La prueba del espejo

Descubrir si los animales tienen conciencia de sí mismos puede parecer una tarea imposible pero los científicos han elaborado un método con el que medir esta capacidad en diferentes especies. Se la conoce como prueba del espejo, ya que se basa en atisbar el reconocimiento de los animales frente a su propio reflejo. Para ello, los investigadores suelen marcar, inadvertidamente, el cuerpo del animal con un tipo de pintura sin olor en una zona de difícil acceso, de modo que sólo sea posible verlo a través de la imagen en el espejo. Al darse cuenta de esto, el animal busca la pintura en su propio cuerpo, demostrando así que es consciente porque no relaciona la mancha con un sujeto ajeno, sabe que es suya.

Desarrollada por Gordon Gallup Jr. en 1970, se inspiró en la experiencia de Charles Darwin, quien llevó a cabo un intento similar con un orangután del zoológico de Londres. Desde entonces, la prueba del espejo se ha ido repitiendo en animales de todo tipo, obteniendo el aprobado de chimpancés, orangutanes, delfines, orcas, elefantes, cerdos e incluso urracas.

Ésta es una capacidad notable, de hecho, los bebés no pueden reproducirla hasta alcanzar entre los 18 y los 24 meses de edad. Supone una comprensión del concepto del “yo”, diferenciado claramente del de “los otros”. De esta manera, los investigadores tratan de mejorar su comprensión de los principios que rigen la evolución cognitiva, así como de los mecanismos neuronales subyacentes.

La humana no es la única medida

“En nuestra prisa por destacar que los animales no son personas, nos hemos olvidado de que las personas también son animales”, afirma Frans de Waal, primatólogo y profesor de psicología de la Universidad de Emory. La ciencia había subestimado las habilidades de los animales, con los cuales compartimos una raíz común. Simplemente hemos evolucionado hacia vías distintas. El hecho de que los humanos hayamos alcanzado la capacidad de reflexionar, empatizar o planificar, denota que existen en la naturaleza los ingredientes necesarios para que esto suceda, lo cual no tendría por qué estar vetado a otras especies.
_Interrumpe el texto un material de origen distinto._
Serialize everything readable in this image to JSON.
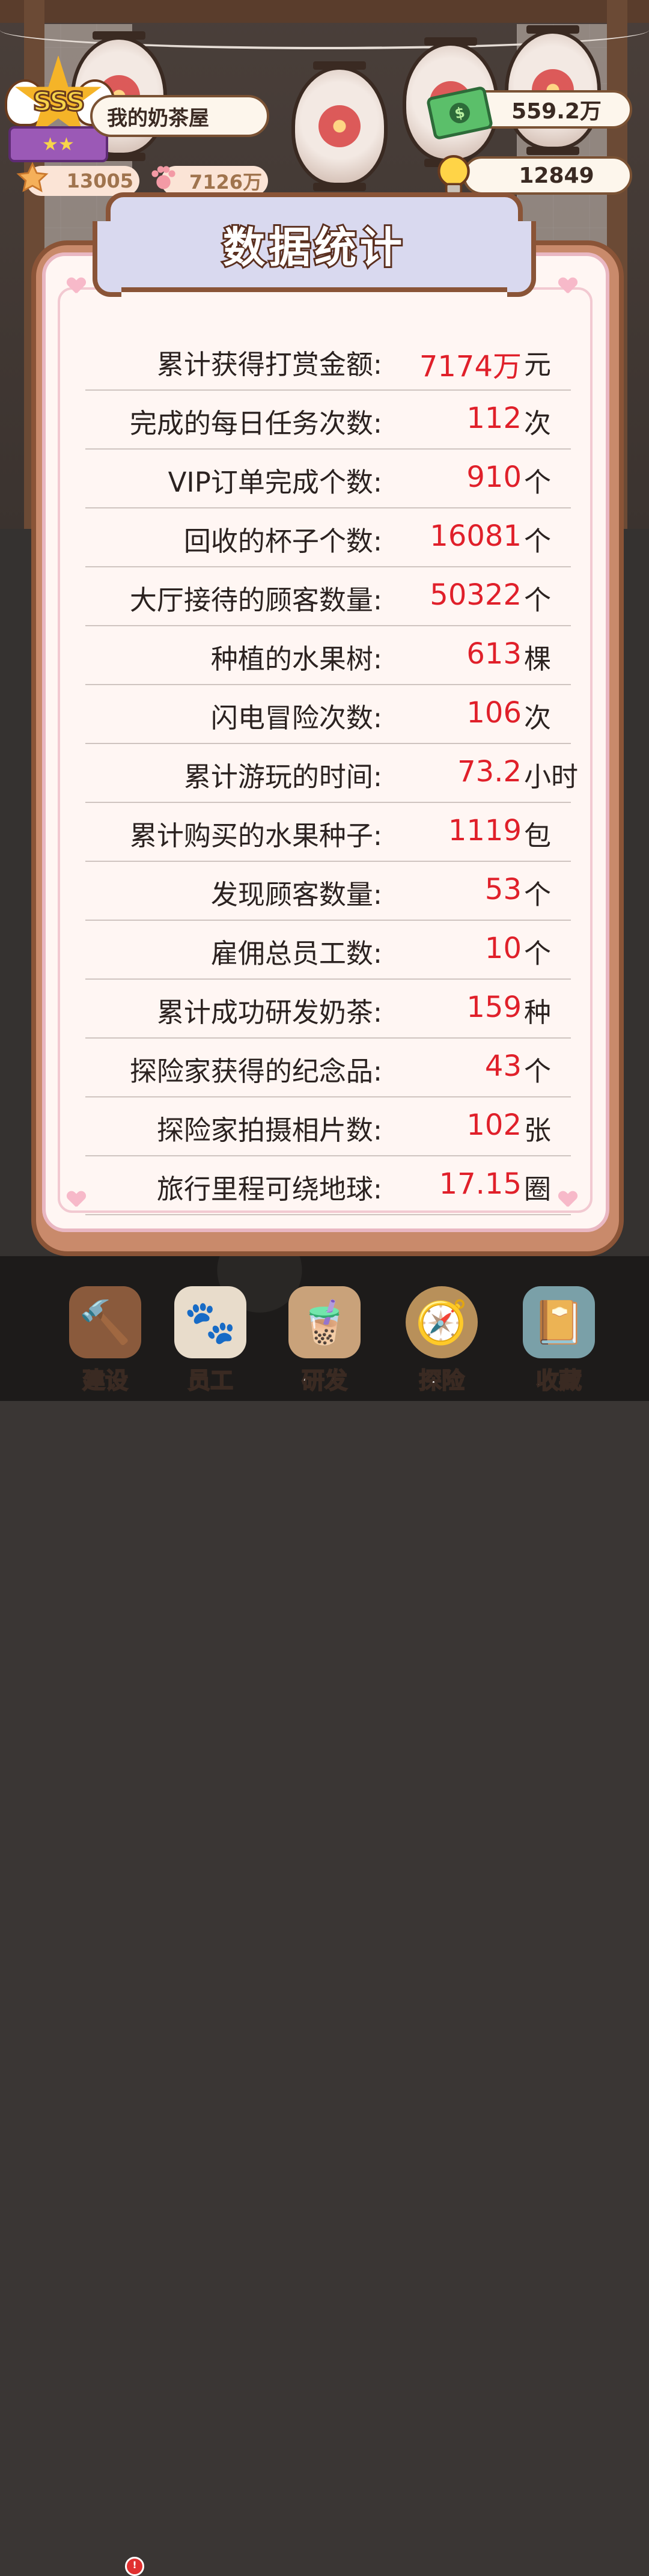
{
  "header": {
    "badge_rank": "SSS",
    "badge_stars": "★★",
    "shop_name": "我的奶茶屋",
    "star_count": "13005",
    "paw_count": "7126万",
    "money": "559.2万",
    "ideas": "12849"
  },
  "panel": {
    "title": "数据统计",
    "rows": [
      {
        "label": "累计获得打赏金额:",
        "value": "7174万",
        "unit": "元"
      },
      {
        "label": "完成的每日任务次数:",
        "value": "112",
        "unit": "次"
      },
      {
        "label": "VIP订单完成个数:",
        "value": "910",
        "unit": "个"
      },
      {
        "label": "回收的杯子个数:",
        "value": "16081",
        "unit": "个"
      },
      {
        "label": "大厅接待的顾客数量:",
        "value": "50322",
        "unit": "个"
      },
      {
        "label": "种植的水果树:",
        "value": "613",
        "unit": "棵"
      },
      {
        "label": "闪电冒险次数:",
        "value": "106",
        "unit": "次"
      },
      {
        "label": "累计游玩的时间:",
        "value": "73.2",
        "unit": "小时"
      },
      {
        "label": "累计购买的水果种子:",
        "value": "1119",
        "unit": "包"
      },
      {
        "label": "发现顾客数量:",
        "value": "53",
        "unit": "个"
      },
      {
        "label": "雇佣总员工数:",
        "value": "10",
        "unit": "个"
      },
      {
        "label": "累计成功研发奶茶:",
        "value": "159",
        "unit": "种"
      },
      {
        "label": "探险家获得的纪念品:",
        "value": "43",
        "unit": "个"
      },
      {
        "label": "探险家拍摄相片数:",
        "value": "102",
        "unit": "张"
      },
      {
        "label": "旅行里程可绕地球:",
        "value": "17.15",
        "unit": "圈"
      }
    ]
  },
  "nav": {
    "items": [
      {
        "label": "建设",
        "icon": "hammer-icon"
      },
      {
        "label": "员工",
        "icon": "cat-paw-icon"
      },
      {
        "label": "研发",
        "icon": "milk-tea-icon"
      },
      {
        "label": "探险",
        "icon": "compass-icon"
      },
      {
        "label": "收藏",
        "icon": "book-icon"
      }
    ]
  },
  "colors": {
    "value_red": "#e0202a",
    "panel_border": "#8a5437",
    "paper": "#fff6f3"
  }
}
Igualmente, se ha venido utilizando una única vara de medir hecha a escala y proporción humana, cuando es innegable que los animales nos superan con muchas de sus capacidades. La cognición toma diferentes formas, consiguiendo que las aves capturen presas en movimiento gracias a los ecos de sus propios chillidos o que las ardillas sean capaces de recordar la ubicación de cientos de bellotas enterradas. Lo mismo ocurre con los chimpancés. En la Universidad de Kyoto han demostrado que éstos tienen una extraordinaria memoria numérica, mejor que la de humanos adultos. ¿Nos sentimos inferiores por ello? ¿Son acaso equiparables?

“A cualquiera que sepa de animales se le ocurren otras muchas comparaciones cognitivas en las que no salimos bien parados”, aprecia de Waal. “No se trata de una escala, sino de una enorme pluralidad de sistemas cognitivos con muchos picos de especialización”.

Low, por su parte, aprecia la ironía existente en nuestro afán de encontrar vida inteligente fuera del planeta mientras menospreciamos la inteligencia de los animales de la Tierra. Afortunadamente, la ciencia está ampliando sus miras con consecuencias significativas para el conocimiento. Se abre todo un mundo de posibilidades y sin necesidad de salir de casa.